At the majority of medical facilities across the nation, if a CT scan shows the slightest sign of bleeding in the brain a patient is sent to intensive care, scanned a second time and given neurosurgical consultation. Rhee and Joseph noticed that in minor cases this practice was a waste of hospital time and resources.
As a solution, Rhee and Joseph developed the Brain Injury Guidelines, which separate brain injuries into three categories to determine whether a repeat CT scan and neurosurgical consult are necessary. The first category consists of minor brain injuries, in which bleeding in the brain is less than 4 millimeters and the patient is conscious and responsive. The second category is a gray area in the Brain Injury Guidelines, which includes patients who show bleeding between 5 and 8 millimeters. The third category is for patients with very severe brain trauma, and CT scans showing more than 8 millimeters of blood.
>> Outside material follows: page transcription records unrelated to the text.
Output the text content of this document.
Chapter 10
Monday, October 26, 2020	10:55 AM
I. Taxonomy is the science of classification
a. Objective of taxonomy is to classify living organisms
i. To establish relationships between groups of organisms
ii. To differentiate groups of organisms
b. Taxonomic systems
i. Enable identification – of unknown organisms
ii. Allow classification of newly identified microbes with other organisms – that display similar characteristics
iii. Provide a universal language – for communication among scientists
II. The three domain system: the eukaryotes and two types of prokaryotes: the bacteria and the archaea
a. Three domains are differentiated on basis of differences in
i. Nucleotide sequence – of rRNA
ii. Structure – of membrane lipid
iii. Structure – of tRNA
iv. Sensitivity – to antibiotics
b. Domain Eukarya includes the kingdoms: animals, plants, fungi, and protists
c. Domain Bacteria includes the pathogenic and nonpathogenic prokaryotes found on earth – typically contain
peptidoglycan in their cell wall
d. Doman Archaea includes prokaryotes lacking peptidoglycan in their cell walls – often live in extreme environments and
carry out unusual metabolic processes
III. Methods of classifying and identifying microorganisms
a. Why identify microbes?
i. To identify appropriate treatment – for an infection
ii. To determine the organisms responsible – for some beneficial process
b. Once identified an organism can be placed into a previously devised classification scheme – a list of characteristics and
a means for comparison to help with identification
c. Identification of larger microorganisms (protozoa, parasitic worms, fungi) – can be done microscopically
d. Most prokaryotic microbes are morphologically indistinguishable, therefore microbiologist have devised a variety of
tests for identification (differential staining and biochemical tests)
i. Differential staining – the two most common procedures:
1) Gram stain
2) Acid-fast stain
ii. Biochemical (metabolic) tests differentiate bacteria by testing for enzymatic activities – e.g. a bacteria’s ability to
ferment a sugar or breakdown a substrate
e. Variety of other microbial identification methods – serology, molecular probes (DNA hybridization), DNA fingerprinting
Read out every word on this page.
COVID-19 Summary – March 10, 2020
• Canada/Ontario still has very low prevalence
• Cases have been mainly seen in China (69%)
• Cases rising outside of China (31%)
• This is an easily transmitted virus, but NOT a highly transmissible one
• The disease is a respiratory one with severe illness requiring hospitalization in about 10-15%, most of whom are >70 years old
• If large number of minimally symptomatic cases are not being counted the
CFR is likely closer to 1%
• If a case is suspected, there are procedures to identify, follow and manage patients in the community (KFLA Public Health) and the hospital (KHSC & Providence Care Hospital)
Under these guidelines, people in the first category are often sent home. In the second they are kept and watched to see if another CT scan and surgical consult are necessary. In the third, which are severe cases, they are often given another scan and a consult.
The Brain Injury Guidelines have reduced repeat CT scans by 38 percent.
“The Brain Injury Guidelines is [a] way that makes the current process cheaper and more efficient,” Rhee said.
These new guidelines are not without opposition. Some neurosurgeons feel that implementing them is not totally safe. They fear that a patient could be sent home prematurely and their injury could get worse. However, Rhee and Joseph have practiced their guidelines on over 5,000 patients with positive results.
“Doctors change at a snail’s pace,” Rhee said. “They’re very worried about getting sued.”
The Brain Injury Guidelines have shown great success at the Banner – University Medical Center.
“We’ve saved a number of patients from going to the intensive care unit, we’ve decreased the overall cost per patient for these injuries, we’ve reduced the number of neurosurgical consultations and we’ve decreased the number of CT scans over the years,” Joseph said.
Joseph put the cost-saving capabilities of these guidelines into perspective by explaining how other states, such as Alaska, will immediately transfer patients to specialists in other parts of the country if a patient shows any sign of a head bleed, which costs a higher amount of money and resources.
“Brain injuries are very serious. If the reasoning a patient [is] home is comprehensive enough, then I’m fine with it,” said Nathaniel Wahl, a philosophy junior.
Joseph recently received a research grant from Defense Advanced Research Projects and is working with DARPA on drones that can transport injured soldiers from the battlefield to a hospital. He is also working on a device that occludes blood flow to the arm, which sends signals to the brain to reduce the inflammation of a brain injury.